先日10人くらいでテーブルを囲んで話をする場で、「ふだん自分の意見を話す機会がほとんどない。話すスキルがないのではないかと、ここ一年くらいで思い始めた」という人がいました。でもその話しぶりはすごくじょうずで、なんでそんなことを思うのだろうと考えながら聴きました。

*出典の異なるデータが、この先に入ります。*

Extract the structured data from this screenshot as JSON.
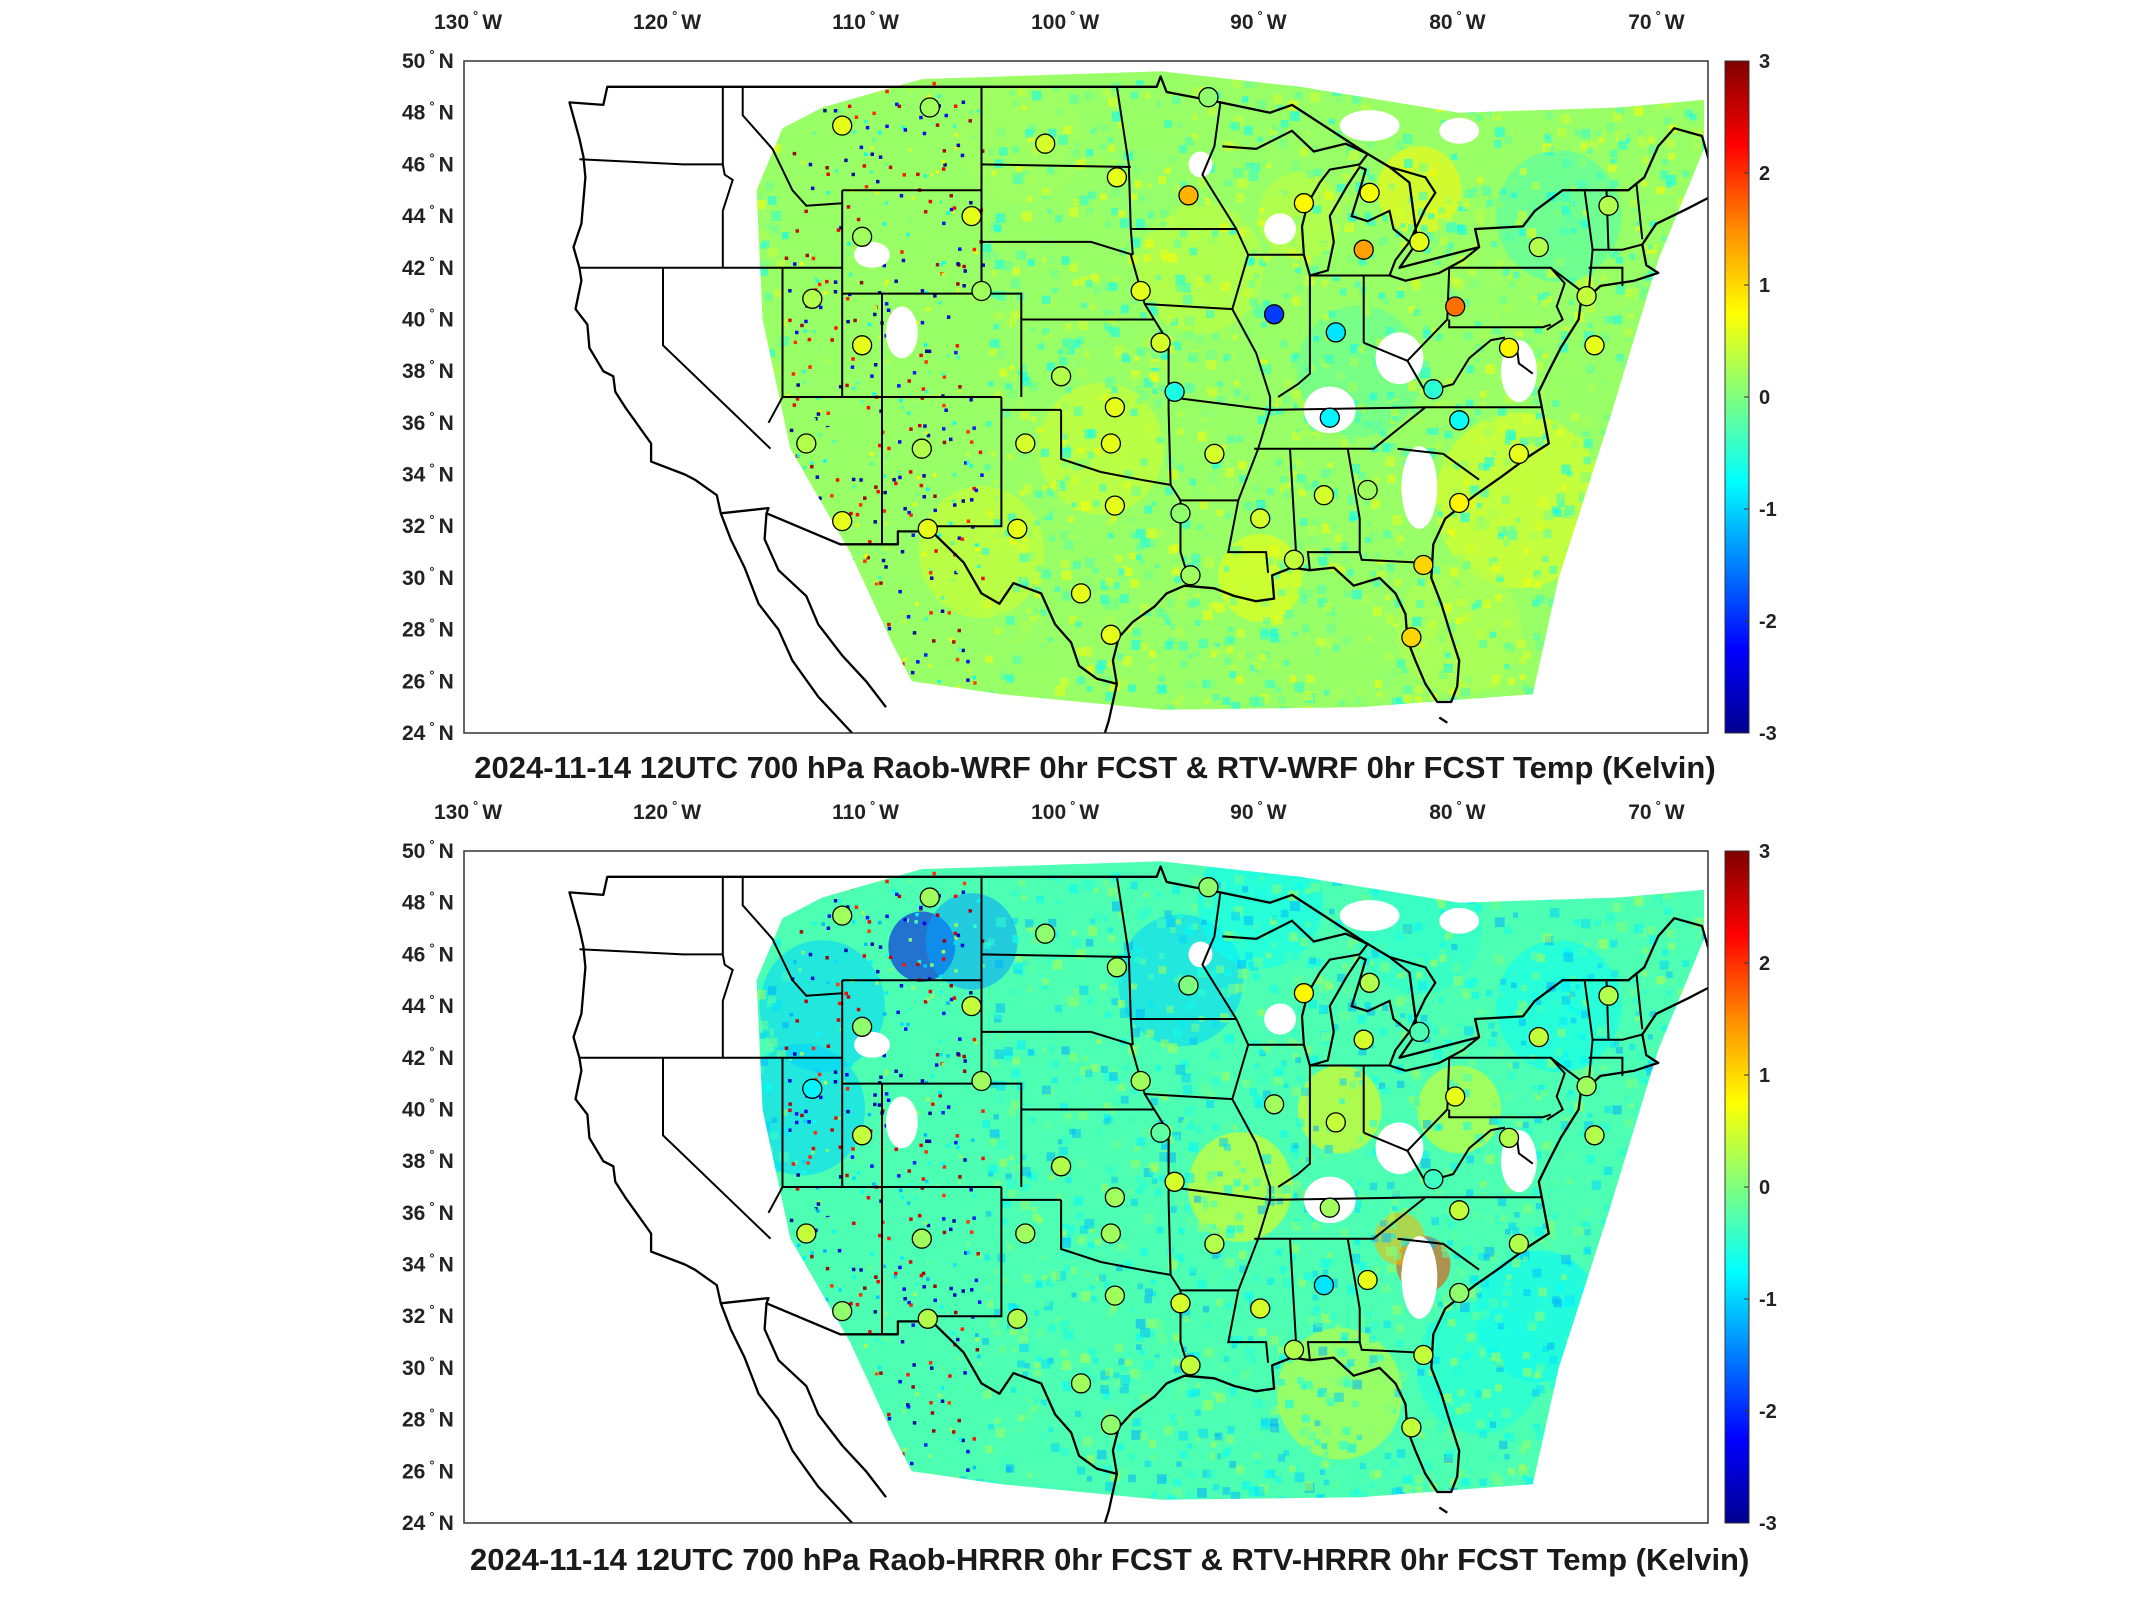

彼女は以前からお話が上手でした。彼女の話を聴いているとき、わたしは迷子になりません。以下が整理されているから。
- どんな状況のできごとなのかがわかる
- 登場人物の関係性がわかる
- 話した、言った、聞いた、思った、推測した。それぞれの主語がわかる
- 実際にあったこと、思っただけのことの違いわかる
- 過去の感情と現在の感情の時制がわかる
- 初対面の人でも聞いていて状況がわかる
これらの要件を満たしているので、すぐに深い話に入っていけます。
彼女は、もしかしたらいわゆる「プレゼンぽい話しかた」ができないと思っているだけではないかな。でもそれは「お金の取れる級の人」の話しかた。などと、あとで思いをめぐらせました。先にも書きましたが、彼女は話がじょうずです。相対的に見てそう思うのですが、状況が一律ではないため100%客観的な評価ではありません。比較の範囲もわたしが話を聴いてきた人たちに限られています。
話すスキルは、話し方の講座もあったりして、声やビジュアルなども関係してきます。意見を示すとなると、これはテキストだけの場合もあります。
ネットのニュースコメント欄を見るとわかりやすいですが、世の中には「お金の取れない評論家」のような何者でもない人があふれています。そこにある文章は「何者でもなさ」を棚上げした文章。ものすごく雑です。そこにはただ「俺は(私は)有能なのだ!」という強い思いだけが存在しているように見えます。
「何者でもなさ」を明確に認識すればするほど、伝えかたは上達するのではないか。
ふと、そんな考えに行きつきました。
これはわたしがここでブログを書きながら日々実感することですが、「何者でもなさ」を実感するほど、それを補強するための情報に確かなものを集めようとします。例えば旅行に行ったときのことを書くにしても、地名・施設名・店名・年号・時間・距離・金額など、自分以外の人が見ても同じ条件になる要素を整理します。
「ところでおまえ誰?」と言われてもコンテンツだけは孤立して筋が通るように…と考えているうちに、わたしは少しずつ第三者的な視点に近づき、「文章を書いている人」という状態になります。そうなるまでは「感情に任せてタイピングをしている人」というだけ。
アウトプットって、自分を知るきっかけになるんだな。最近よくそんなことを思います。